The lack of agricultural knowledge, access to credit, and the ever-increasing cost of living keep rural families in southern Shan State, Myanmar, trapped in poverty. With the rise of violent conflicts and the effects of climate change, many people are forced to migrate. SWISSAID has initiated a project to enhance the value of crops through agroecology, enabling farmers to envision a dignified future.
The project aims to assist villagers in building improved and resilient communities and livelihoods by helping farmers organize into community groups to collectively address their priority subsistence issues. Specifically, rural populations are encouraged to enhance the viability of their farming practices through agroecology and improved access to affordable credit. The project also strengthens the empowerment and leadership of women.
The project is partially financially supported by the Swiss Agency for Development and Cooperation (SDC).
Zau Sai (pseudonym) is a farmer in southern Shan State, Myanmar. He lives in the village of Kaung Wai with his wife and two children. The family cultivates tea, chili peppers, sesame, and garlic for their own consumption as well as for selling in nearby markets. In this region, which is among the poorest in the country, living conditions are challenging. “Over the past ten years, the prices of chemical fertilizers have significantly increased, and the harvests have become increasingly poor,” reports the 32-year-old farmer. “It has become difficult to feed my family without having to borrow and accumulate debt.”
A supported farmer from a group is drying his peanuts to later press them and make oil. The remaining parts will be given to the animals.
Stay and take action
Despite the difficulties, Zau Sai has chosen to stay on his land and continue farming, unlike most of his peers. The lack of prospects and violent conflicts drive many young people to migrate to China and Thailand. Rural areas are particularly affected by this emigration. The lack of agricultural knowledge, the high cost of chemical fertilizers and pesticides, and the limited access to credit keep families trapped in poverty. Additionally, the effects of climate change on crops threaten farmers every season.
In response to these challenges, SWISSAID has implemented an agroecology project in this state. Initially planned for 21 villages, it has expanded to an additional 24 villages, supporting a total of 45 villages and 1,125 farming families. Zau Sai is one of the 5,625 beneficiaries. In 2019, he joined the group of farmers supported by SWISSAID and received training in sustainable farming methods, including crop rotation, weed, pest, and disease management, intercropping, as well as the benefits of quality seeds. He immediately applied his newfound knowledge to his family farm, and success followed. “Take the chili crops, for example, the profit we now harvest is four times the production cost. It’s a significant income crucial for our family’s survival,” he shares.
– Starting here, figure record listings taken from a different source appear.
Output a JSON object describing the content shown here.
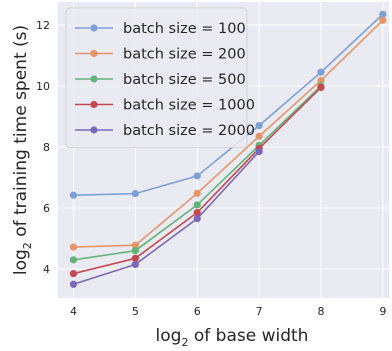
{
  "chart_data": {
    "type": "line",
    "xlabel": {
      "prefix": "log",
      "sub": "2",
      "suffix": " of base width"
    },
    "ylabel": {
      "prefix": "log",
      "sub": "2",
      "suffix": " of training time spent (s)"
    },
    "x": [
      4,
      5,
      6,
      7,
      8,
      9
    ],
    "xticks": [
      4,
      5,
      6,
      7,
      8,
      9
    ],
    "yticks": [
      4,
      6,
      8,
      10,
      12
    ],
    "xlim": [
      3.75,
      9.1
    ],
    "ylim": [
      3.05,
      12.75
    ],
    "grid": true,
    "legend_position": "top-left",
    "series": [
      {
        "name": "batch size = 100",
        "color": "#7e9fd6",
        "values": [
          6.42,
          6.47,
          7.05,
          8.7,
          10.45,
          12.35
        ]
      },
      {
        "name": "batch size = 200",
        "color": "#e6946a",
        "values": [
          4.72,
          4.78,
          6.48,
          8.35,
          10.18,
          12.15
        ]
      },
      {
        "name": "batch size = 500",
        "color": "#62b37a",
        "values": [
          4.3,
          4.6,
          6.1,
          8.05,
          10.0,
          null
        ]
      },
      {
        "name": "batch size = 1000",
        "color": "#c7474f",
        "values": [
          3.85,
          4.35,
          5.85,
          7.95,
          9.95,
          null
        ]
      },
      {
        "name": "batch size = 2000",
        "color": "#7b68b8",
        "values": [
          3.5,
          4.15,
          5.65,
          7.85,
          null,
          null
        ]
      }
    ]
  }
}
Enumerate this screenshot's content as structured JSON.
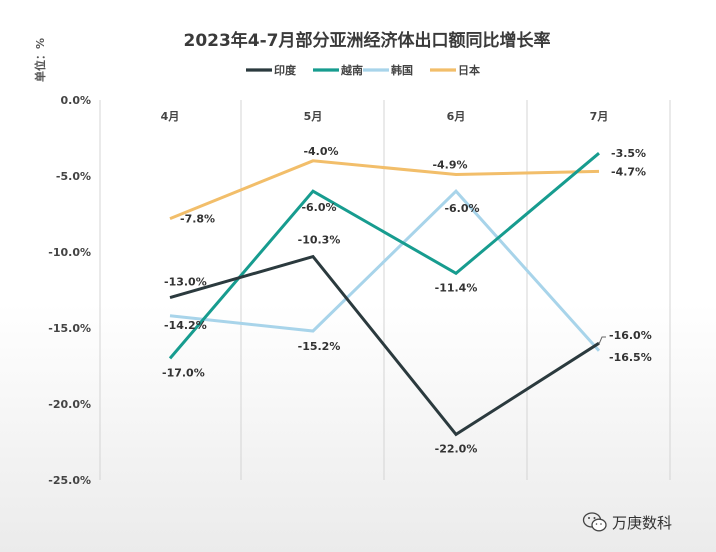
{
  "colors": {
    "India": "#2b3a3e",
    "Vietnam": "#179c8f",
    "Korea": "#a8d4ea",
    "Japan": "#f2be6a"
  },
  "chart_data": {
    "type": "line",
    "title": "2023年4-7月部分亚洲经济体出口额同比增长率",
    "ylabel": "单位：%",
    "categories": [
      "4月",
      "5月",
      "6月",
      "7月"
    ],
    "ylim": [
      -25,
      0
    ],
    "yticks": [
      "0.0%",
      "-5.0%",
      "-10.0%",
      "-15.0%",
      "-20.0%",
      "-25.0%"
    ],
    "grid": "vertical",
    "legend_position": "top",
    "series": [
      {
        "name": "印度",
        "key": "India",
        "values": [
          -13.0,
          -10.3,
          -22.0,
          -16.0
        ],
        "labels": [
          "-13.0%",
          "-10.3%",
          "-22.0%",
          "-16.0%"
        ]
      },
      {
        "name": "越南",
        "key": "Vietnam",
        "values": [
          -17.0,
          -6.0,
          -11.4,
          -3.5
        ],
        "labels": [
          "-17.0%",
          "-6.0%",
          "-11.4%",
          "-3.5%"
        ]
      },
      {
        "name": "韩国",
        "key": "Korea",
        "values": [
          -14.2,
          -15.2,
          -6.0,
          -16.5
        ],
        "labels": [
          "-14.2%",
          "-15.2%",
          "-6.0%",
          "-16.5%"
        ]
      },
      {
        "name": "日本",
        "key": "Japan",
        "values": [
          -7.8,
          -4.0,
          -4.9,
          -4.7
        ],
        "labels": [
          "-7.8%",
          "-4.0%",
          "-4.9%",
          "-4.7%"
        ]
      }
    ]
  },
  "watermark": {
    "text": "万庚数科",
    "icon": "wechat-icon"
  }
}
Zau Sai is not the only one filled with enthusiasm. Since the establishment of the project in 2017, a wave of hope has swept across the entire community. One farmer reports that her peanut harvest has doubled, and sunflower seed yields have tripled thanks to agroecological techniques. Further on, a mother of four children explains, “Instead of watering my vegetables twice a day as I used to, now I only need to do it once every two days.”
Daniele Polini, the program manager for Myanmar, testifies to the significant impact that the introduction of agroecology has had on these farmers. “It has allowed them to gain autonomy. Beyond the reduction in pesticide and fertilizer expenses, they have also learned to better manage their income and expenses and set fair prices for their products in the market. This is how we can help people help themselves!”
Armed with sustainable agriculture knowledge, basic accounting skills, and improved access to credit, the residents of supported communities are optimistic. And they don’t seem ready to stop there, as one farmer points out, “Many things have changed. We are investing, improving the lives of our families, and even planning to transition from being landless to becoming landowners.”